Par un revirement assez compréhensible, Mme Raimbaut accomplissait cette nuit-là un retour vers son enfance, cherchant à s’expliquer le rôle de Renée dans sa vie.

Elle se rappelait cette tendresse résistante, qui éclatait pour elle dans une maladie qu’elle avait eue encore enfant, et dans laquelle Mme de Sérigny luttait d’une façon que le docteur déclarait être la réduction du fameux problème électro-magnétique dans la guérison de certaines souffrances. Renée décomposait l’incendie qui embrasait les méninges ; elle établissait un courant fluidique parti d’elle et allant à Sabine qui opposait sa ténacité aux engouements nerveux déchaînés. Vers le vingt-et-unième jour, la fièvre entrait dans une période descendante. Sous la lourdeur des paupières la perception des objets commençait à hanter l’entendement, les nuances zézayaient dans la chambre aux volets clos, tandis que les pensées revenaient légères, insistantes, piquer des feux dans l’atonie qui embrumait le cerveau de ses vapeurs. Soudain elles lançaient leur coup de clarté comme une rampe de théâtre, et Sabine roulait d’un seul jet dans la convalescence avec la même facilité que dans la fièvre. Aussi, quelques heures après cette reprise de ses facultés, elle demandait gaiement à Renée : — Existe-t-il, par hasard, dans la grammaire un prétérit à l’usage des trépassés qui ont à parler d’eux ?

Ce n’était plus la petite Sabine, mais une grande et frêle jeune fille laissant percer le bout du ressort d’acier de son organisation ; maintenant les phalanges de ses doigts vous broyaient la main en vous la serrant résolûment, et, lorsqu’elle entreprit le tour du jardin, appuyée au bras de cette vaillante amie, un nœud indissoluble les enchaînait l’une et l’autre.

Mme de Sérigny se retrouvait vraiment mère, en proie à des cramponnements d’entrailles près de cette enfant qui lui devait de vivre à nouveau. Il lui semblait que sa fille adoptive lui tenait par des liens charnels.

— Que je te regarde encore, mon beau « moi » ! disait-elle en l’embrassant, heureuse et toute fière.

Elle lui parlait avec une intonation passionnelle qui mettait une suavité dans les coins rudes de sa voix vibrante comme une pièce de bronze, où le mot n’atteignait que rarement la modulation ; cette voix blessait alors aussi souvent qu’elle avait sensualisé la vie organique de ceux qui l’écoutaient, et maintenant son accent retrouvait la longueur des phrases d’amour pour s’étendre comme une caresse qui va s’allongeant jusqu’aux lèvres.

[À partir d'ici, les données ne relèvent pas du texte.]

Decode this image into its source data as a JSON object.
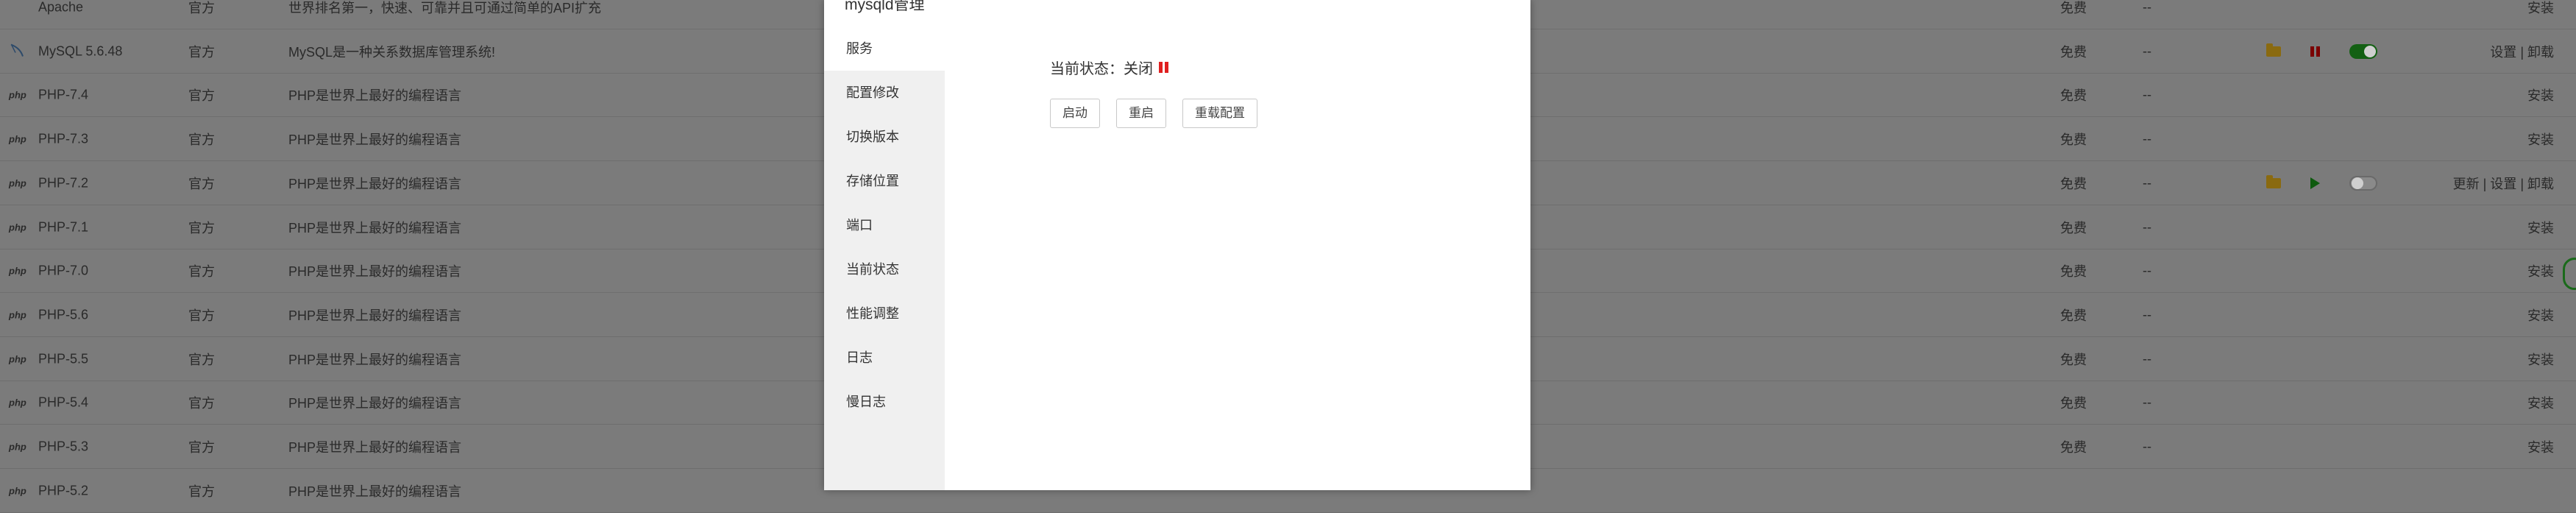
{
  "plugins": [
    {
      "icon": "",
      "name": "Apache",
      "type": "官方",
      "desc": "世界排名第一，快速、可靠并且可通过简单的API扩充",
      "price": "免费",
      "expire": "--",
      "ops": [],
      "actions": "安装"
    },
    {
      "icon": "feather-icon",
      "name": "MySQL 5.6.48",
      "type": "官方",
      "desc": "MySQL是一种关系数据库管理系统!",
      "price": "免费",
      "expire": "--",
      "ops": [
        "folder",
        "pause",
        "toggle-on"
      ],
      "actions": "设置 | 卸载"
    },
    {
      "icon": "php",
      "name": "PHP-7.4",
      "type": "官方",
      "desc": "PHP是世界上最好的编程语言",
      "price": "免费",
      "expire": "--",
      "ops": [],
      "actions": "安装"
    },
    {
      "icon": "php",
      "name": "PHP-7.3",
      "type": "官方",
      "desc": "PHP是世界上最好的编程语言",
      "price": "免费",
      "expire": "--",
      "ops": [],
      "actions": "安装"
    },
    {
      "icon": "php",
      "name": "PHP-7.2",
      "type": "官方",
      "desc": "PHP是世界上最好的编程语言",
      "price": "免费",
      "expire": "--",
      "ops": [
        "folder",
        "play",
        "toggle-off"
      ],
      "actions": "更新 | 设置 | 卸载"
    },
    {
      "icon": "php",
      "name": "PHP-7.1",
      "type": "官方",
      "desc": "PHP是世界上最好的编程语言",
      "price": "免费",
      "expire": "--",
      "ops": [],
      "actions": "安装"
    },
    {
      "icon": "php",
      "name": "PHP-7.0",
      "type": "官方",
      "desc": "PHP是世界上最好的编程语言",
      "price": "免费",
      "expire": "--",
      "ops": [],
      "actions": "安装"
    },
    {
      "icon": "php",
      "name": "PHP-5.6",
      "type": "官方",
      "desc": "PHP是世界上最好的编程语言",
      "price": "免费",
      "expire": "--",
      "ops": [],
      "actions": "安装"
    },
    {
      "icon": "php",
      "name": "PHP-5.5",
      "type": "官方",
      "desc": "PHP是世界上最好的编程语言",
      "price": "免费",
      "expire": "--",
      "ops": [],
      "actions": "安装"
    },
    {
      "icon": "php",
      "name": "PHP-5.4",
      "type": "官方",
      "desc": "PHP是世界上最好的编程语言",
      "price": "免费",
      "expire": "--",
      "ops": [],
      "actions": "安装"
    },
    {
      "icon": "php",
      "name": "PHP-5.3",
      "type": "官方",
      "desc": "PHP是世界上最好的编程语言",
      "price": "免费",
      "expire": "--",
      "ops": [],
      "actions": "安装"
    },
    {
      "icon": "php",
      "name": "PHP-5.2",
      "type": "官方",
      "desc": "PHP是世界上最好的编程语言",
      "price": "",
      "expire": "",
      "ops": [],
      "actions": ""
    }
  ],
  "modal": {
    "title": "mysqld管理",
    "nav": [
      "服务",
      "配置修改",
      "切换版本",
      "存储位置",
      "端口",
      "当前状态",
      "性能调整",
      "日志",
      "慢日志"
    ],
    "active_index": 0,
    "status_label": "当前状态：",
    "status_value": "关闭",
    "buttons": {
      "start": "启动",
      "restart": "重启",
      "reload": "重载配置"
    }
  },
  "colors": {
    "overlay_bg": "#7b7b7b",
    "action_green": "#1b5e1b",
    "status_red": "#e02020",
    "modal_nav_bg": "#f0f0f0"
  }
}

L’enfant se pressait contre le sein de cette femme, aux yeux sauvagement doux, à la peau parfumée, qu’elle n’avait pas vue depuis les dernières vacances, mais dont le langage arrivait toujours droit à elle. La jeune fille et la femme d’un âge mûr se parlaient en sourdine, comme si on eût senti des pleurs sous le baiser donné.

Mme de Sérigny subissait elle-même inconsciemment la chaleur engourdissante de ces deux bras minces qui l’enlaçaient timidement d’abord, et qui, ensuite, se rivaient derrière son cou, pendant que la tête chaude de sa petite amie reposait sur son épaule. Renée, enfoncée dans son grand fauteuil, les pieds au milieu des cendres, la gardait blottie frileusement entre ses genoux. Sabine ne délogeait guère de cette position favorite. Renée massait de ses doigts fins ce corps frêle qui éprouvait le besoin des câlineries et qui traversait la période où les enfants souffrants se pressent indolemment dans les bras de ceux qui les aiment. Et de ses yeux de jouisseuse triste, Renée la couvait en silence, aimant dans la plénitude de ses forces ce qu’elle regardait comme devant atteindre un jour l’expression du vice frêle, élégant, nerveux.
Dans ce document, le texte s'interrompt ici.